Il calendario dell’80° della FIE

Il 16 aprile 1946, al ventunesimo piano del Grattacielo Sud di piazza Dante a Genova, si teneva il Primo Convegno Nazionale di Escursionismo, nel quale veniva ufficialmente ratificata la fondazione della nuova FIE. Di conseguenza, nel 2026 la Federazione Italiana Escursionismo compie 80 anni, la stessa età della Repubblica Italiana, nata poche settimane dopo con il referendum del 2 giugno 1946.

Ottanta anni sono, e non metaforicamente, una vita e potrebbero essere vissuti come un traguardo, ma non è questo lo spirito con il quale si è deciso di affrontare questo anniversario. Si vuole infatti partire da questa lunga storia, prenderne atto, valutare il presente, per iniziare a costruire il futuro dell’escursionismo sociale. I primi passi, che ci porteranno alle celebrazioni vere e proprie in concomitanza con il Raduno Nazionale di Escursionismo che si terrà a Follonica (GR) nell’ottobre 2026, sono sostanzialmente stati due: la definizione del logo dell’80° (qui a destra) e una edizione del calendario molto diversa rispetto al consueto, la cui spedizione è in fase di preparazione.

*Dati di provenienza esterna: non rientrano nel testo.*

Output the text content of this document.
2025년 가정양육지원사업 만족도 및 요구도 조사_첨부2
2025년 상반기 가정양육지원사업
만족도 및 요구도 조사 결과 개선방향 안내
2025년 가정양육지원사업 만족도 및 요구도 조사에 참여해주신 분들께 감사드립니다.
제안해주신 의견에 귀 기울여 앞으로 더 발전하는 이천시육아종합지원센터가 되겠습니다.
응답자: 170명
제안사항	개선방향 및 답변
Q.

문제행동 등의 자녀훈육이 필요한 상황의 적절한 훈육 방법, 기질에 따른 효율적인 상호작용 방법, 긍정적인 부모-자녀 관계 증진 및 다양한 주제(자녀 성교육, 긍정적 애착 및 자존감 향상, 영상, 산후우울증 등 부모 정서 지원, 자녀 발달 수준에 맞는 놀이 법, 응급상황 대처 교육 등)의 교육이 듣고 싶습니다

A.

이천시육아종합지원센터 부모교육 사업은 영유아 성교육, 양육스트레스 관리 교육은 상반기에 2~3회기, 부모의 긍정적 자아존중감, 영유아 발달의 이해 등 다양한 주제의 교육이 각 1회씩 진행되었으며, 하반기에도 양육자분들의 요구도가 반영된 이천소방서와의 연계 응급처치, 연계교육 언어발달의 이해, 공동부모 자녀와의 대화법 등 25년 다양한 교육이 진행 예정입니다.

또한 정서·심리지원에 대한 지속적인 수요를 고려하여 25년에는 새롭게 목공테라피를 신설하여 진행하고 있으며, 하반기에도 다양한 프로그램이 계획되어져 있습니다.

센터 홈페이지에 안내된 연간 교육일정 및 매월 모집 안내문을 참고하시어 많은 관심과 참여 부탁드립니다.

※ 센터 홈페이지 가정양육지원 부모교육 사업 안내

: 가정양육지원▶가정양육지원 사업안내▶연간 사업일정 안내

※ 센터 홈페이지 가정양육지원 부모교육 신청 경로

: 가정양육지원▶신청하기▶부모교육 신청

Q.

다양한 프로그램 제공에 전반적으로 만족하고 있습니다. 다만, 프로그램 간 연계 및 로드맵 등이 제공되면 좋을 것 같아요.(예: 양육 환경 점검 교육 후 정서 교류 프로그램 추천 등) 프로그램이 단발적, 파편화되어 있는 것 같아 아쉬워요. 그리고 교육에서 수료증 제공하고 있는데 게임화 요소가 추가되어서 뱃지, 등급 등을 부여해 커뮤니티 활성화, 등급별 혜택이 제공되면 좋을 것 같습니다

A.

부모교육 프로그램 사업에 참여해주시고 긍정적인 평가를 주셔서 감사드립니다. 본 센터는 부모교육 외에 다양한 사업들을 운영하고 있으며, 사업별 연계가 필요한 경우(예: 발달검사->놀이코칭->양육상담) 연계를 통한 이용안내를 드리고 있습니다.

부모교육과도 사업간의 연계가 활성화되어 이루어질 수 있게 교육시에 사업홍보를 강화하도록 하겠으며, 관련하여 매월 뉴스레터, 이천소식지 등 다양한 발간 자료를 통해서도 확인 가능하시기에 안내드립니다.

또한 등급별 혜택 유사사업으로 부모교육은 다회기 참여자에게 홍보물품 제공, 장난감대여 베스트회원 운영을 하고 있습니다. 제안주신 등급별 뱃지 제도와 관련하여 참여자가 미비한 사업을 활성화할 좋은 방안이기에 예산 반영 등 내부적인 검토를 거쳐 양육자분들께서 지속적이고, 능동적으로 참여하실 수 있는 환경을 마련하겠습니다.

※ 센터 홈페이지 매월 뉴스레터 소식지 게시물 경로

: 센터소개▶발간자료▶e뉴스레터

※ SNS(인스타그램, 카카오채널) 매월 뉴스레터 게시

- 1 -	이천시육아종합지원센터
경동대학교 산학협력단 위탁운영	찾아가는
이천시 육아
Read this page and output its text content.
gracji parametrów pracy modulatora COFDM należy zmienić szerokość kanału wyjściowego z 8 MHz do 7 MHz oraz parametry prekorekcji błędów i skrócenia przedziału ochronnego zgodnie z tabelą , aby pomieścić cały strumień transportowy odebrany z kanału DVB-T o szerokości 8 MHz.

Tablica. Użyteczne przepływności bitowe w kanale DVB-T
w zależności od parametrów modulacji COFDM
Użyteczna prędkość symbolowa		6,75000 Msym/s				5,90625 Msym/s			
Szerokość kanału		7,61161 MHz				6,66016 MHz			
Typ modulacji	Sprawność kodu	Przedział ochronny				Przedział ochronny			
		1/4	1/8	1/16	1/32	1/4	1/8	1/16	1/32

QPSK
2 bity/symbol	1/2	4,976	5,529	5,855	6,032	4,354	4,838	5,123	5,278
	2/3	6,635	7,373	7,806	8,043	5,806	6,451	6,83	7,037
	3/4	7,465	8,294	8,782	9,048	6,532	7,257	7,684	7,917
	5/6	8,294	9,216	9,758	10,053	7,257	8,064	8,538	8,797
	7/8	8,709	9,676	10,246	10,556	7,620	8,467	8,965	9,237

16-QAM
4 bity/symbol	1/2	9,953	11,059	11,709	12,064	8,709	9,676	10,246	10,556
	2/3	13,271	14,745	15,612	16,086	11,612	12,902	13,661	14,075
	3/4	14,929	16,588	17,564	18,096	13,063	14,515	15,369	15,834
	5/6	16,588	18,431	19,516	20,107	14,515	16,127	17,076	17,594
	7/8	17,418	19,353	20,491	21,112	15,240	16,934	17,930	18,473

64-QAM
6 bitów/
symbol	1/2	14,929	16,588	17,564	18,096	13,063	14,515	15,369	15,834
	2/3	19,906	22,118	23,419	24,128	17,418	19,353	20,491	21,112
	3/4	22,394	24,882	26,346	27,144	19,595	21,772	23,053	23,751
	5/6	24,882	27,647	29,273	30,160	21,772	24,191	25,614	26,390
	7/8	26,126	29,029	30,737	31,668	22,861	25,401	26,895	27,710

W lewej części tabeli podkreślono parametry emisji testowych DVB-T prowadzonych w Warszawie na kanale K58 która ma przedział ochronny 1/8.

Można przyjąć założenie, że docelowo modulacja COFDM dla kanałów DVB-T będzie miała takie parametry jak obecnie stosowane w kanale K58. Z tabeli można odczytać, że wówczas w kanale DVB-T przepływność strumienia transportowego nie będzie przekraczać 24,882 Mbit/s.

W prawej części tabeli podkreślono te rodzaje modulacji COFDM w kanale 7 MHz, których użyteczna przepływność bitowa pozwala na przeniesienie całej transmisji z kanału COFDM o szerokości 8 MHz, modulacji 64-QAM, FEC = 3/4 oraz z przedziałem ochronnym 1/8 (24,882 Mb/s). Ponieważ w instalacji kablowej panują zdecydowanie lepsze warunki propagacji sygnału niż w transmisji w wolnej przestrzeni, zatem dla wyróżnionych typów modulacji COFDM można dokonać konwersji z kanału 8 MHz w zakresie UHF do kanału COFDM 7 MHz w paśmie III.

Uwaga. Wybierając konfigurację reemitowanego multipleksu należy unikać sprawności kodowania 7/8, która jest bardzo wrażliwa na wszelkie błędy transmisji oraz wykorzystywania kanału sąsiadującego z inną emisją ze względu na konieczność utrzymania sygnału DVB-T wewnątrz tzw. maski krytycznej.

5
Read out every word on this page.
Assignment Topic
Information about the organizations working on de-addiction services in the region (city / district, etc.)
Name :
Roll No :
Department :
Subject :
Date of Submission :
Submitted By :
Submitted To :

Da quanto è nato, il calendario cerca di raccontare in maniera molto sintetica una storia: dalle avventure di Lorenzo Schia sui Sentieri Europei all’utilizzo della grande mole di materiale disponibile grazie al Photo Contest 2022 (la scorsa edizione, quella del 2025, tanto per fare un esempio, ha cercato di illustrare due temi di interesse per la Federazione: l’ambiente e la natura). Quest’anno – o forse è meglio dire l’anno prossimo… – la sfida è stata quella di tentare di costruire un ponte fra passato e futuro, passando ovviamente per il presente, in sintonia con la volontà di proiettare la FIE verso un traguardo lontano. Ed è stato necessario operare una serie di scelte, perché se da un lato abbiamo avuto la possibilità di consultare gli archivi, per rappresentare graficamente il futuro l’unica soluzione possibile è stata quella di avvalersi degli strumenti di intelligenza artificiale, ai quali è stato chiesto di immaginare come potrebbero essere l’escursionismo, lo sci, la marcia di regolarità, la marcia acquatica e l’accompagnamento dei disabili nel 2100.

Una richiesta apparentemente molto semplice, che ha però dato dei risultati interessanti. Ma non vogliamo anticipare nulla, perché la nostra intenzione non è quella di imporre delle soluzioni, ma di suscitare un dibattito, tramite il quale raccogliere e sviluppare idee da attuare. Comunque, dalla nostra piccola “escursione” nel futuro emerge che al centro di tutto ci sarà sempre l’uomo, inteso come specie, che cammina in un habitat naturale.